48: “Nightmares again?” if ur still taking those prompts >:)
a/n this is actually “Please say something”. I’m a doofus. sorry.
“You’ll write?” Tina stares, unseeing, at his scarf, then forces herself to look up into his eyes. A shiver runs through her when she finds that he’s looking into hers as well.
“Yes.” He nods jerkily. “Promise. And—and you’ll write back?”
Her lips pull into a tentative smile. “Promise.”
She wipes a tear from her eye with the back of one finger, and he reaches to finish the task for her. His skin is calloused and scarred; his touch, gentle.
They linger, gazes catching and pulling away as they try to stretch the moment.
Please say something.
“Dorset has much nicer weather in the summer.” His hand falls back to his side.
She takes a breath. “What?”
He plows on, eyes trained on the ground somewhere beside her. “My family’s house is nearby—and there are some fascinating creatures native to England. Perhaps by the summer, MACUSA will need an auror to report back to the Ministry. And—you could visit me. Er—if you wanted.” He looks up, hopeful.
“Oh,” she breathes. Her chest feels less empty. “Newt, that sounds—” Please say something.
His gaze fixes on her for a moment, hopeful, cautious. These past days have been a blur of grief and anger over her sister, anticipation of the wizarding world’s fights to come…there hasn’t been a moment to even try to understand this wonderful, new, terrifying thing between them. They have spoken about much else, but—not about that.
The words rushing onto the tip of her tongue are so clumsy, so…
Tina lifts a hand, noting vaguely that it is steadier than she’d expected, and touches the back of her fingers to his cheek. His eyelashes flutter, his ragged breath falling between them, and when he opens his eyes, there is something bright and fiery and tender in them that makes her chest tight. With her hand still resting on his freckled, sun-beaten skin, she leans forward until her lips reach his forehead. She lingers as he presses into the touch, and, just as slowly, pulls away.
Still looking down, he whispers roughly into the small space between them. “I’ve never felt like this around anyone.”

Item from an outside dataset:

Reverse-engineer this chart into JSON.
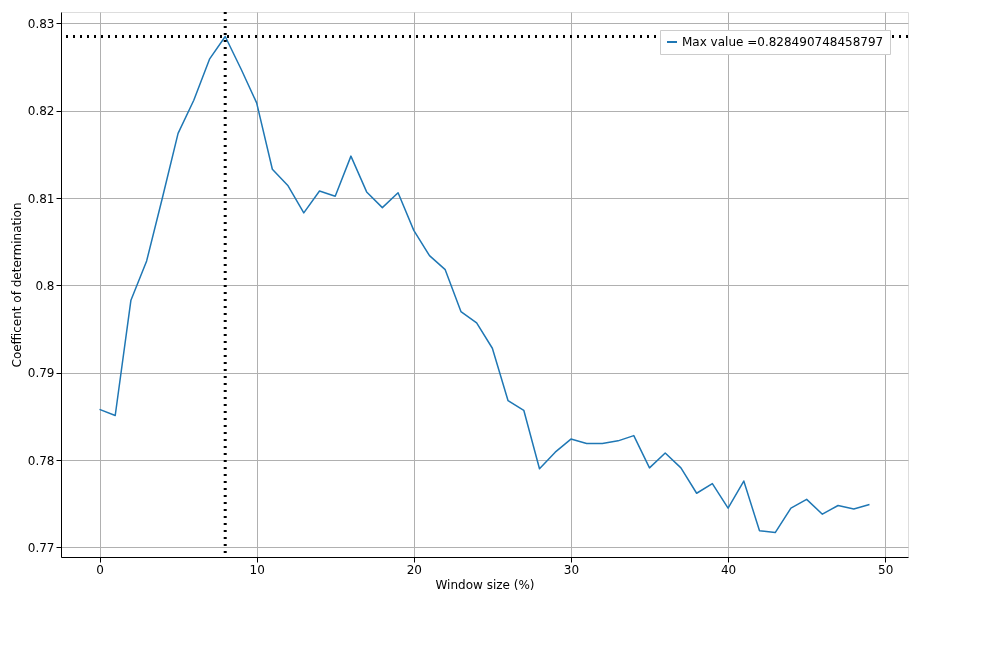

She spreads the fingers still resting on his cheek, tracing a scar that runs just beneath the angle of his jaw. “Neither have I.” She can feel his swallow beneath her fingers. “I’ll come back,” she promises suddenly, her touch falling away when it becomes too much. “Even if MACUSA don’t—even if the weather’s—I’ll come back.”
His smile is soft, tender, breathtaking when it finds hers. Don’t cry, she tells herself, but she can feel tears already gathering, breaking free. He wipes the tears away as he had before, a barely-there touch. “Take care of yourself.”
“I will. You, too.” The last of the passengers are boarding her ship; the dock clearing out in the minutes they’ve spent unaware. “I should—” she pulls away, glancing toward the ramp.
“I’ll see you,” he murmurs, gratitude in his words, looking up to meet her gaze one last time.
“Soon,” she promises, soaking in his messy hair, wide eyes, the tilt of his neck. She’s not certain of the way in which she’ll keep that promise, but she is sure that she will. Somehow.
He touches her hand, squeezing it once and then releasing her as she backs away, turning only after several steps. Reaching into her coat pocket, she traces the edge of a newspaper clipping, an author’s portrait in which he looks distinctly uncomfortable, a poor likeness of the way she sees him in reality. But for now, as she steps onto the ship and, marveling, presses a few fingers to her lips, it will do.